“It’s really hard to be roommates with people if your suitcases are much better than theirs-if yours are really good ones and theirs aren’t”
A 16 year old mind is a like a burning furnace. Anger, rebellion, confusion and curiosity - are all muddled together into a fire of emotions. Life can be tough for a teenager. But sometimes among all this chaos lies the most unique wisdom.
‘The Catcher in the Rye’ by J.D Salinger describes this contradiction in the most beautiful yet honest voice. Holden Caulfield is a 16 year old who has to make some big decisions. After being expelled from school, he faces an uncertain future. He leaves school early to live in New York for a few days. He is lured by the freedom of an independent life. But very soon, Holden realizes that adulthood is a place of conceit, dejection and loneliness. This loss of innocence is the central theme of the book.

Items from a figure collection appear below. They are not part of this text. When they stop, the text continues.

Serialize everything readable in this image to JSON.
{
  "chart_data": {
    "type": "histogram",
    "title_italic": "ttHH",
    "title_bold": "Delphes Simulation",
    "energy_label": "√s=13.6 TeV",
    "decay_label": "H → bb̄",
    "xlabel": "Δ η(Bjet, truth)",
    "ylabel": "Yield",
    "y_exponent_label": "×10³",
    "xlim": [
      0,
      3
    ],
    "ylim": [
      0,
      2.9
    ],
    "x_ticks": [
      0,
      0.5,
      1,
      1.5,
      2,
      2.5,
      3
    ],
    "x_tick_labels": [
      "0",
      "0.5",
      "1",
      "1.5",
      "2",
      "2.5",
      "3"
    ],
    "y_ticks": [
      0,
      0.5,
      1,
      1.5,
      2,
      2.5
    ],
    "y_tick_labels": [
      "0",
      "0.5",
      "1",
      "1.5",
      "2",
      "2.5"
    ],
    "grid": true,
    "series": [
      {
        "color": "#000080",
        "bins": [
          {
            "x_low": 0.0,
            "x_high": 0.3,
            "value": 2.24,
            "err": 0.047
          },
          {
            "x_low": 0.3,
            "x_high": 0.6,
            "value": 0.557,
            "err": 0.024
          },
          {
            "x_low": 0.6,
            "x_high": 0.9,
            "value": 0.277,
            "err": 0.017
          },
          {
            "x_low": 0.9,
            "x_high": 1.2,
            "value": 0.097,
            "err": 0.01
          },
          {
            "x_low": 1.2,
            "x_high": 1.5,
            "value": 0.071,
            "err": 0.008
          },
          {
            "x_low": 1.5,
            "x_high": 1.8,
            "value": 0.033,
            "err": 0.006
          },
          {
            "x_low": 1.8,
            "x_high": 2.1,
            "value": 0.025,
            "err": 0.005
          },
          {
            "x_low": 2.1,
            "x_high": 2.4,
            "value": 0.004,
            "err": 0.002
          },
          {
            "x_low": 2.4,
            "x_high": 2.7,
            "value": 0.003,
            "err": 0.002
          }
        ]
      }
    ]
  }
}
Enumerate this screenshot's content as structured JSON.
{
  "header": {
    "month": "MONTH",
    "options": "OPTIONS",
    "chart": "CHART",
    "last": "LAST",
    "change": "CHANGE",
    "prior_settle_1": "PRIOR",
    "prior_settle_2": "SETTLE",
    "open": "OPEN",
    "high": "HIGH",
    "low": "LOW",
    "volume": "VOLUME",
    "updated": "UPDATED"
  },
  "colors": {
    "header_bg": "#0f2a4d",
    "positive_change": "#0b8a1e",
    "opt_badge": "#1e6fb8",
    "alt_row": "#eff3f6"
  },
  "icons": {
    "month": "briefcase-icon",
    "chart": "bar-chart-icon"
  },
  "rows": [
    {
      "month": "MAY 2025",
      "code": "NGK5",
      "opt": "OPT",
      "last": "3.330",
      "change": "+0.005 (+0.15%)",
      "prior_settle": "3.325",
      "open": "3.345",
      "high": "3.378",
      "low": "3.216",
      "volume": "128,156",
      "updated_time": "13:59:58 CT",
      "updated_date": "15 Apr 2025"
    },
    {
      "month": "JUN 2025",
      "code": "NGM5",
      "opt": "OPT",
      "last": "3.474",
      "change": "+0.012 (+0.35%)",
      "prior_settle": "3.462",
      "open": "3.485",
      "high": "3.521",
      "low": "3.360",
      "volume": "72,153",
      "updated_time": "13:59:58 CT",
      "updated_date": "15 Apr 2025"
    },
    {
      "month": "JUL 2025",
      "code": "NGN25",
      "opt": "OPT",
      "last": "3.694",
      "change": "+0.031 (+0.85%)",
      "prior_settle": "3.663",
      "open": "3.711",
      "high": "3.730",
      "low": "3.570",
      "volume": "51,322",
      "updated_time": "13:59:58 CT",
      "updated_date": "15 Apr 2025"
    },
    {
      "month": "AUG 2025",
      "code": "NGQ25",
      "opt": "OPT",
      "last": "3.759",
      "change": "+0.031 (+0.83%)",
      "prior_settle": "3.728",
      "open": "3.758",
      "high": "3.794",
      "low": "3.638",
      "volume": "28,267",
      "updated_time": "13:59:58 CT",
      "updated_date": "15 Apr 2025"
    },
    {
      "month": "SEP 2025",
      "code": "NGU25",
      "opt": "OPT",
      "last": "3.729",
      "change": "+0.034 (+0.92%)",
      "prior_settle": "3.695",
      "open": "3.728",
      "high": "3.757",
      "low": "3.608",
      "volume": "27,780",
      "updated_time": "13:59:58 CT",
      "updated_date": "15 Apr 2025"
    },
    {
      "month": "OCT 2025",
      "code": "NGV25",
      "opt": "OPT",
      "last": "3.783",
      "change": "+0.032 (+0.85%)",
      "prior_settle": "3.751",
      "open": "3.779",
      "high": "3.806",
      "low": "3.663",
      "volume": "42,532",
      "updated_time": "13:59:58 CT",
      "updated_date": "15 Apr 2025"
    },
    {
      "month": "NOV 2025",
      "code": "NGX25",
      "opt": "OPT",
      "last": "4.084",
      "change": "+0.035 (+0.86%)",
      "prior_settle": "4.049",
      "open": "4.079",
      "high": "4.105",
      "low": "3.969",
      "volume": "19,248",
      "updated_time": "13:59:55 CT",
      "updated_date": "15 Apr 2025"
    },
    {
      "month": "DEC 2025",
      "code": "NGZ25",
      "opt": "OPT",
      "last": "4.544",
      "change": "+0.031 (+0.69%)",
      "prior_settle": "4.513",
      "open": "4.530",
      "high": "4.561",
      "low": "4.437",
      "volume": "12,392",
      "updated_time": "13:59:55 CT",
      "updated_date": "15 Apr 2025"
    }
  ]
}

At first glance, the book seems like an unending account of the rants of a teenager. But if you look closer, you see a jewel of a perspective. In his quintessential babble, Holden manages to shake you out of your prejudices. His stubborn opinions are shocking and refreshing at the same time. The book deals with the issue of identity crisis and of not feeling good enough. He talks about how the education system stifles creative expression. Holden’s experiences also underline the teenage confusions about love and sexuality.

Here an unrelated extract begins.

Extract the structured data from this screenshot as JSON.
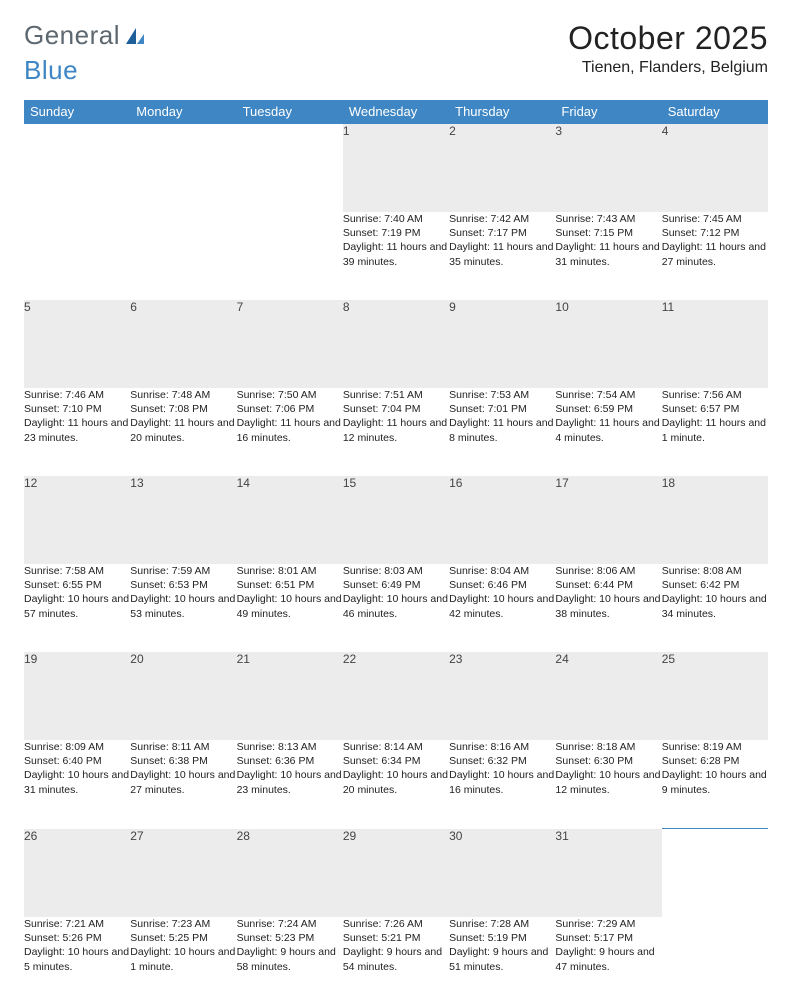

The symbols used in the book are mundane but they bring out powerful views of the society. In the quote above, ‘suitcases’ denote the inequalities present in the world. One of my favorite passages of the book is his description of Museums. He considers them to be a metaphor for change. He says that no matter how many times you visit a Museum, the displays are always the same. The only thing which changes is you. Holden’s imagination paints a vivid picture of the world with all its beauty as well limitations.

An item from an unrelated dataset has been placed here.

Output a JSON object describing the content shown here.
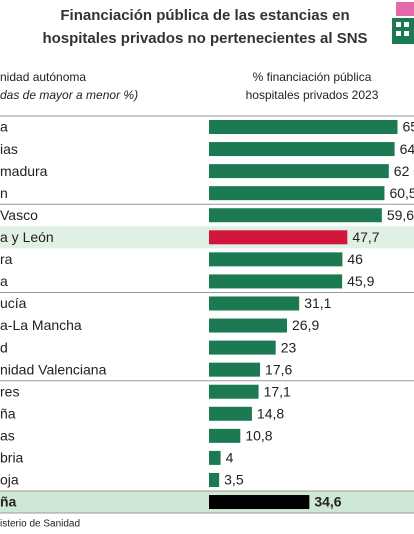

The characters you meet along the way swirl the narrative with their quirkiness. Whether it’s the concerned mother on the subway, the philosophical NYC cab driver, or the Romeo-Juliet-loving nun - they all somehow etch in your mind. Also, New York City serves as the perfect back-drop for Holden’s adventures.
Catcher in the Rye is a book which should not be judged for its raw language. The absence of floweriness does not limit its ability to be a window to the society. The book succeeds in dissecting the facets of the teenage mind. Two days into Holden’s life reveals what lies within every teen – a burning furnace of wisdom.